The common cold most often is transmitted by direct contact with germs from the nose, mouth, or coughed or sneezed droplets from someone who is infected, usually by hand-to-hand contact. Virus particles are passed from one person's hand to another person's hand. The second person then touches his or her eyes or rubs his or her nose, spreading the virus there, where the virus can start a new infection. It is possible to become infected by touching a surface, such as a tabletop or doorknob that was recently touched by an infected person, and then touching your eyes or nose . These viruses also can be spread by inhaling particles from the air after an infected person has coughed or sneezed.
Usually about half of the family members of an infected person will become ill. Colds also are transmitted frequently in schools and day care facilities.
To avoid getting or spreading a cold, it helps to clean your hands often, carefully dispose of all used tissues, and avoid rubbing your eyes and nose. If possible, you should avoid close, prolonged exposure to people who have colds.
People who exercise regularly, especially those who exercise daily, have fewer colds per year than those who are less active.
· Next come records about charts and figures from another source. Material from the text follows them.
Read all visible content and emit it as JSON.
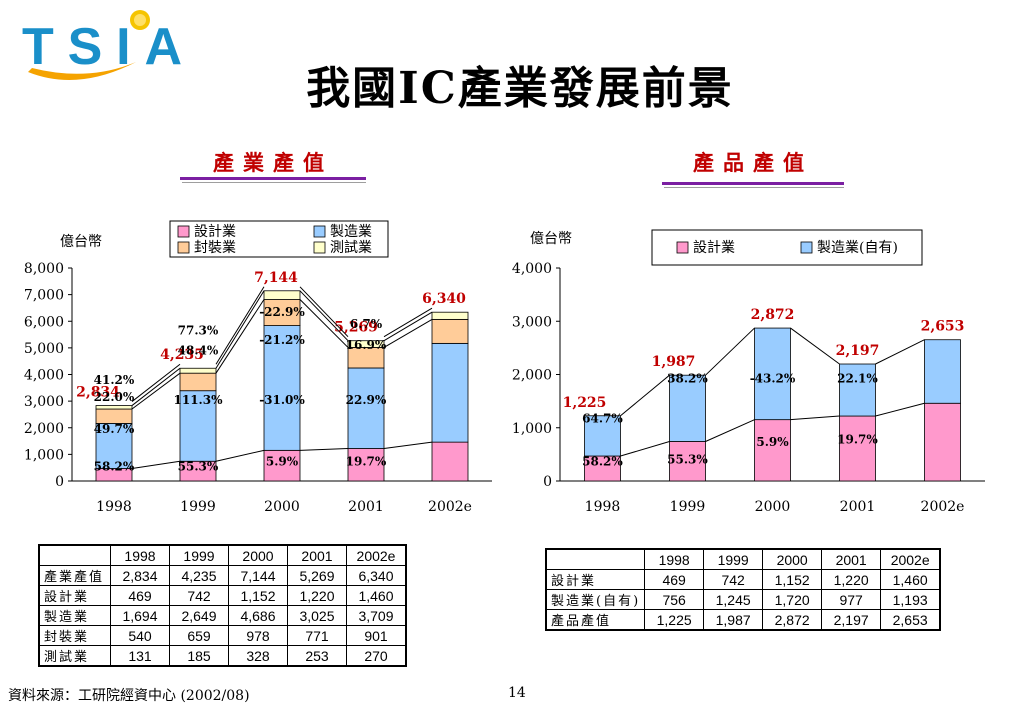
{
  "logo": {
    "text": "TSIA"
  },
  "header": {
    "title": "我國IC產業發展前景"
  },
  "left": {
    "subtitle": "產業產值",
    "unit_label": "億台幣"
  },
  "right": {
    "subtitle": "產品產值",
    "unit_label": "億台幣"
  },
  "colors": {
    "design": "#ff99cc",
    "manufacturing": "#99ccff",
    "packaging": "#ffcc99",
    "testing": "#ffffcc",
    "total_label": "#c00000",
    "accent": "#7b1fa2"
  },
  "chart_data": [
    {
      "type": "bar",
      "stacked": true,
      "categories": [
        "1998",
        "1999",
        "2000",
        "2001",
        "2002e"
      ],
      "ylim": [
        0,
        8000
      ],
      "yticks": [
        "0",
        "1,000",
        "2,000",
        "3,000",
        "4,000",
        "5,000",
        "6,000",
        "7,000",
        "8,000"
      ],
      "ylabel": "億台幣",
      "legend": [
        "設計業",
        "製造業",
        "封裝業",
        "測試業"
      ],
      "legend_position": "top",
      "series": [
        {
          "name": "設計業",
          "values": [
            469,
            742,
            1152,
            1220,
            1460
          ]
        },
        {
          "name": "製造業",
          "values": [
            1694,
            2649,
            4686,
            3025,
            3709
          ]
        },
        {
          "name": "封裝業",
          "values": [
            540,
            659,
            978,
            771,
            901
          ]
        },
        {
          "name": "測試業",
          "values": [
            131,
            185,
            328,
            253,
            270
          ]
        }
      ],
      "totals": [
        "2,834",
        "4,235",
        "7,144",
        "5,269",
        "6,340"
      ],
      "annotations": [
        {
          "text": "58.2%",
          "x": "1998",
          "y": 400
        },
        {
          "text": "55.3%",
          "x": "1999",
          "y": 400
        },
        {
          "text": "5.9%",
          "x": "2000",
          "y": 580
        },
        {
          "text": "19.7%",
          "x": "2001",
          "y": 580
        },
        {
          "text": "49.7%",
          "x": "1998",
          "y": 1800
        },
        {
          "text": "22.0%",
          "x": "1998",
          "y": 3000
        },
        {
          "text": "41.2%",
          "x": "1998",
          "y": 3650
        },
        {
          "text": "111.3%",
          "x": "1999",
          "y": 2900
        },
        {
          "text": "48.4%",
          "x": "1999",
          "y": 4750
        },
        {
          "text": "77.3%",
          "x": "1999",
          "y": 5500
        },
        {
          "text": "-31.0%",
          "x": "2000",
          "y": 2900
        },
        {
          "text": "-21.2%",
          "x": "2000",
          "y": 5150
        },
        {
          "text": "-22.9%",
          "x": "2000",
          "y": 6200
        },
        {
          "text": "22.9%",
          "x": "2001",
          "y": 2900
        },
        {
          "text": "16.9%",
          "x": "2001",
          "y": 4950
        },
        {
          "text": "6.7%",
          "x": "2001",
          "y": 5750
        }
      ]
    },
    {
      "type": "bar",
      "stacked": true,
      "categories": [
        "1998",
        "1999",
        "2000",
        "2001",
        "2002e"
      ],
      "ylim": [
        0,
        4000
      ],
      "yticks": [
        "0",
        "1,000",
        "2,000",
        "3,000",
        "4,000"
      ],
      "ylabel": "億台幣",
      "legend": [
        "設計業",
        "製造業(自有)"
      ],
      "legend_position": "top",
      "series": [
        {
          "name": "設計業",
          "values": [
            469,
            742,
            1152,
            1220,
            1460
          ]
        },
        {
          "name": "製造業(自有)",
          "values": [
            756,
            1245,
            1720,
            977,
            1193
          ]
        }
      ],
      "totals": [
        "1,225",
        "1,987",
        "2,872",
        "2,197",
        "2,653"
      ],
      "annotations": [
        {
          "text": "58.2%",
          "x": "1998",
          "y": 290
        },
        {
          "text": "64.7%",
          "x": "1998",
          "y": 1100
        },
        {
          "text": "55.3%",
          "x": "1999",
          "y": 330
        },
        {
          "text": "38.2%",
          "x": "1999",
          "y": 1850
        },
        {
          "text": "5.9%",
          "x": "2000",
          "y": 660
        },
        {
          "text": "-43.2%",
          "x": "2000",
          "y": 1850
        },
        {
          "text": "19.7%",
          "x": "2001",
          "y": 700
        },
        {
          "text": "22.1%",
          "x": "2001",
          "y": 1850
        }
      ]
    }
  ],
  "table1": {
    "headers": [
      "",
      "1998",
      "1999",
      "2000",
      "2001",
      "2002e"
    ],
    "rows": [
      [
        "產業產值",
        "2,834",
        "4,235",
        "7,144",
        "5,269",
        "6,340"
      ],
      [
        "設計業",
        "469",
        "742",
        "1,152",
        "1,220",
        "1,460"
      ],
      [
        "製造業",
        "1,694",
        "2,649",
        "4,686",
        "3,025",
        "3,709"
      ],
      [
        "封裝業",
        "540",
        "659",
        "978",
        "771",
        "901"
      ],
      [
        "測試業",
        "131",
        "185",
        "328",
        "253",
        "270"
      ]
    ]
  },
  "table2": {
    "headers": [
      "",
      "1998",
      "1999",
      "2000",
      "2001",
      "2002e"
    ],
    "rows": [
      [
        "設計業",
        "469",
        "742",
        "1,152",
        "1,220",
        "1,460"
      ],
      [
        "製造業(自有)",
        "756",
        "1,245",
        "1,720",
        "977",
        "1,193"
      ],
      [
        "產品產值",
        "1,225",
        "1,987",
        "2,872",
        "2,197",
        "2,653"
      ]
    ]
  },
  "footer": {
    "source": "資料來源：工研院經資中心 (2002/08)",
    "page": "14"
  }
}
Although medical therapies can improve the symptoms of the common cold, they do not prevent, cure or shorten the illness. Drink enough fluids, get plenty of rest, and treat your symptoms to keep yourself as comfortable as possible. Gargling warm salt water can soothe a sore throat. Inhaling steam may improve nasal congestion temporarily. Over-the-counter cold remedies that contain a decongestant will help to dry secretions and relieve congestion. These remedies may also relieve cough, if the cough is triggered by mucus in the throat. Antihistamines may improve the symptoms of runny nose and watery eyes, but they should be used with care because over-the-counter versions cause sedation. Over-the-counter cough suppressants do not have a proven benefit, but some people feel that they are helpful. It is important to keep in mind that antibiotics do not cure the common cold or shorten the length of time that symptoms last. Vitamin C, zinc and echinacea (a frequently used herbal therapy) have been widely rumored to decrease the likelihood of developing the common cold and to shorten symptoms, but no conclusive research has demonstrated that this is true.